Disc three's focus is on Pete Johnson who was born in Kansas City, Missouri in 1904, and became widely recognized through his association with vocalist Big Joe Turner. Their appearance at Carnegie Hall for John Hammond's Spirituals To Swing concert helped respark interest in boogie woogie piano. Of the 22 tracks featuring Johnson, all were recorded between December of 1938 and December of the next year. While Boo Hoo and Home James were issued as by Harry James And The Boogie Woogie Trio and feature the stellar trumpet of James, the underpinning from Johnson's piano (with bass and drum accompaniment) delivers a bigger kick. Sadly, Johnson's signature Roll 'Em Pete is missing but there's plenty to delve into on 19 solo tracks plus a small handful where Johnson is ably backed with Abe Bolar's string bass and guitar from Ulysses Livingston. Pete's Blues, Shuffle Boogie, Let 'Em Jump and Climbin' And Screamin' all show his skillfully figured right hand playing over driving basses, and Roll 'Em, from 1938, is a very close relative of the piece he was most noted for.

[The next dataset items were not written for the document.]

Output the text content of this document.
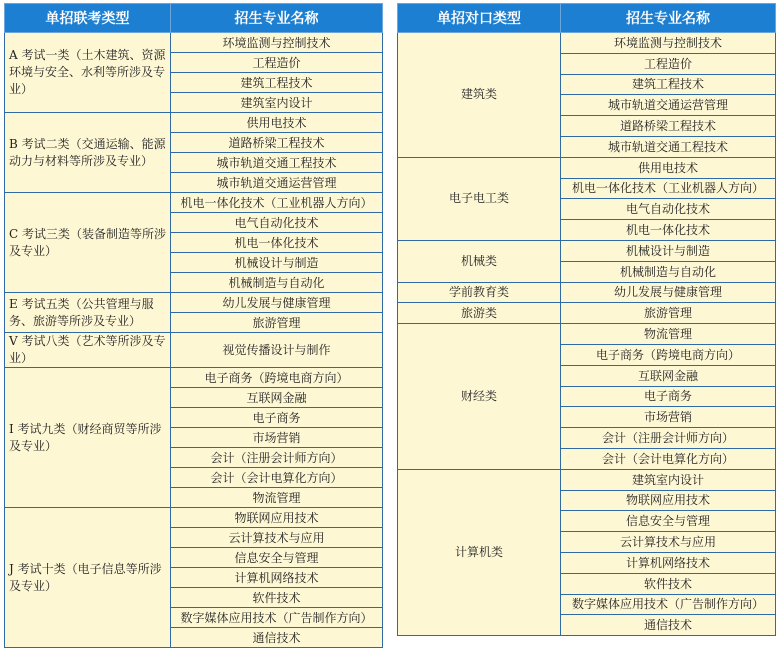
单招联考类型	招生专业名称
A 考试一类（土木建筑、资源环境与安全、水利等所涉及专业）	环境监测与控制技术
	工程造价
	建筑工程技术
	建筑室内设计
B 考试二类（交通运输、能源动力与材料等所涉及专业）	供用电技术
	道路桥梁工程技术
	城市轨道交通工程技术
	城市轨道交通运营管理
C 考试三类（装备制造等所涉及专业）	机电一体化技术（工业机器人方向）
	电气自动化技术
	机电一体化技术
	机械设计与制造
	机械制造与自动化
E 考试五类（公共管理与服务、旅游等所涉及专业）	幼儿发展与健康管理
	旅游管理
V 考试八类（艺术等所涉及专业）	视觉传播设计与制作
I 考试九类（财经商贸等所涉及专业）	电子商务（跨境电商方向）
	互联网金融
	电子商务
	市场营销
	会计（注册会计师方向）
	会计（会计电算化方向）
	物流管理
J 考试十类（电子信息等所涉及专业）	物联网应用技术
	云计算技术与应用
	信息安全与管理
	计算机网络技术
	软件技术
	数字媒体应用技术（广告制作方向）
	通信技术
单招对口类型	招生专业名称
建筑类	环境监测与控制技术
	工程造价
	建筑工程技术
	城市轨道交通运营管理
	道路桥梁工程技术
	城市轨道交通工程技术
电子电工类	供用电技术
	机电一体化技术（工业机器人方向）
	电气自动化技术
	机电一体化技术
机械类	机械设计与制造
	机械制造与自动化
学前教育类	幼儿发展与健康管理
旅游类	旅游管理
财经类	物流管理
	电子商务（跨境电商方向）
	互联网金融
	电子商务
	市场营销
	会计（注册会计师方向）
	会计（会计电算化方向）
计算机类	建筑室内设计
	物联网应用技术
	信息安全与管理
	云计算技术与应用
	计算机网络技术
	软件技术
	数字媒体应用技术（广告制作方向）
	通信技术
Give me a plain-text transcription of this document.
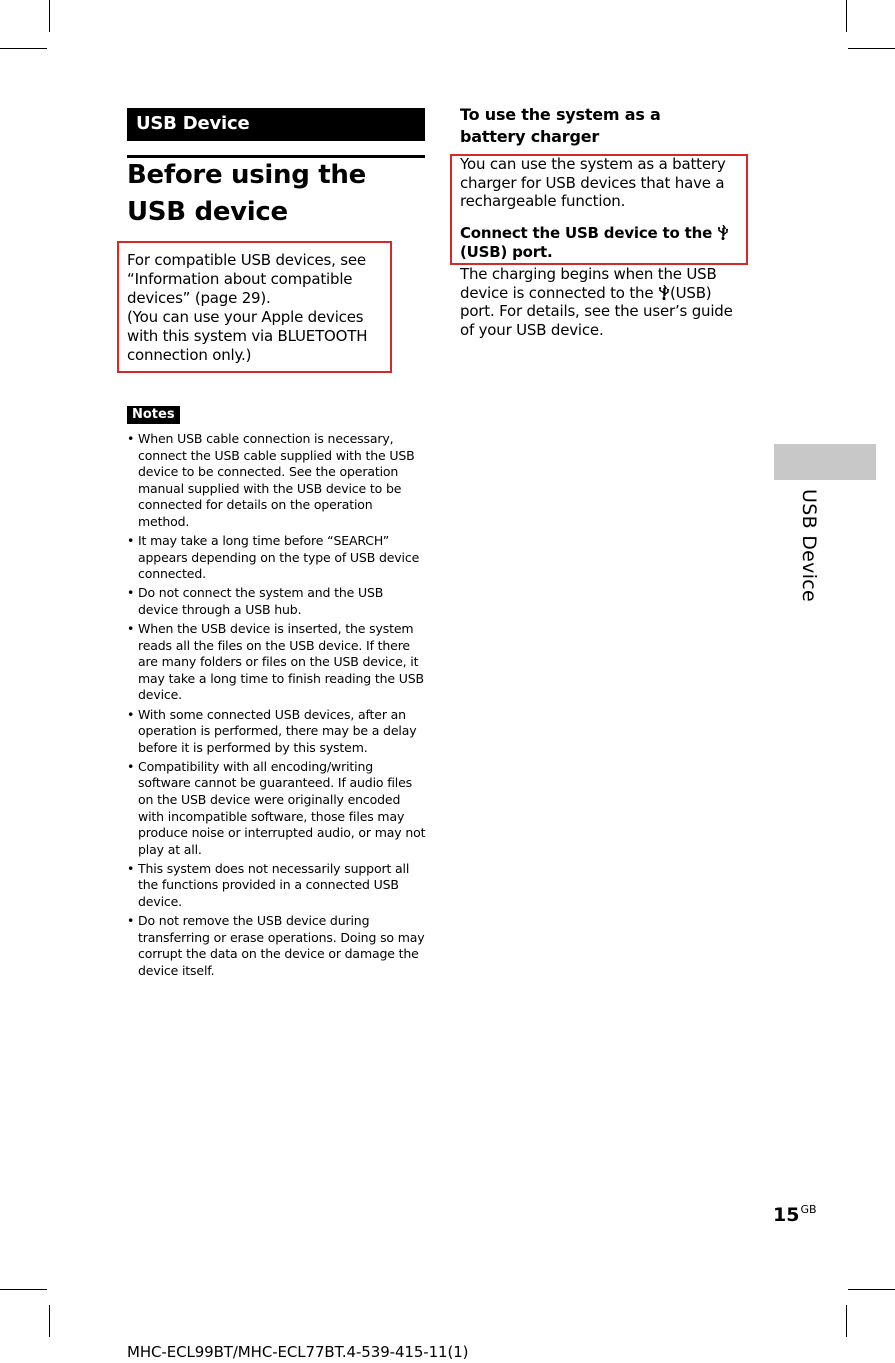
USB Device
Before using the USB device

For compatible USB devices, see “Information about compatible devices” (page 29).
(You can use your Apple devices with this system via BLUETOOTH connection only.)

Notes
• When USB cable connection is necessary, connect the USB cable supplied with the USB device to be connected. See the operation manual supplied with the USB device to be connected for details on the operation method.
• It may take a long time before “SEARCH” appears depending on the type of USB device connected.
• Do not connect the system and the USB device through a USB hub.
• When the USB device is inserted, the system reads all the files on the USB device. If there are many folders or files on the USB device, it may take a long time to finish reading the USB device.
• With some connected USB devices, after an operation is performed, there may be a delay before it is performed by this system.
• Compatibility with all encoding/writing software cannot be guaranteed. If audio files on the USB device were originally encoded with incompatible software, those files may produce noise or interrupted audio, or may not play at all.
• This system does not necessarily support all the functions provided in a connected USB device.
• Do not remove the USB device during transferring or erase operations. Doing so may corrupt the data on the device or damage the device itself.
To use the system as a battery charger

You can use the system as a battery charger for USB devices that have a rechargeable function.

Connect the USB device to the
(USB) port.

The charging begins when the USB device is connected to the (USB) port. For details, see the user’s guide of your USB device.

USB Device
$15^{GB}$
MHC-ECL99BT/MHC-ECL77BT.4-539-415-11(1)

Highlighted on disc four is Albert Ammons, another Chicago native (born in 1907) who was a close friend and counterpart of the other stylists here. Like his friend Meade Lux Lewis, he drove a cab, and the pair even shared a Chicago apartment with Pinetop Smith for a time. These 20 tracks, recorded over a handful of studio dates between February of 1936 and April of 1939 are equally split, one half showing his work in larger bands, including those of trumpeter Harry James and trombonist J.C. Higginbotham, with the balance devoted to his highly entertaining solo efforts. Chicago In Mind, another close relative of Pinetop's Boogie Woogie, shows Ammons as one more player with a left hand that drove his grooves while the right put forth delicate flourishes of brilliance, and his Boogie Woogie Stomp along with Suitcase Blues show his proficiency for excellence. Bass Goin' Crazy and Changes In Boogie Woogie cement his placement as another integral piano figure of more than a half-century ago.

Complete session details are included along with liner notes from Keith Briggs that lightly cover the four artists featured. While most of the 88 sides have solid sound quality, there are a few that seem to be well beyond cleaning of the hiss and pops from badly damaged source material. The five hours of listening time is completely enjoyable for the most part, and with JSP's budget pricing, there may not be a better or more affordable way to introduce yourself to these greats from the past, or to fill the gaps in your boogie woogie collection. Hey! Piano Man proves to be another winner in the ongoing series of box sets devoted to Pre-war blues from John Stedman.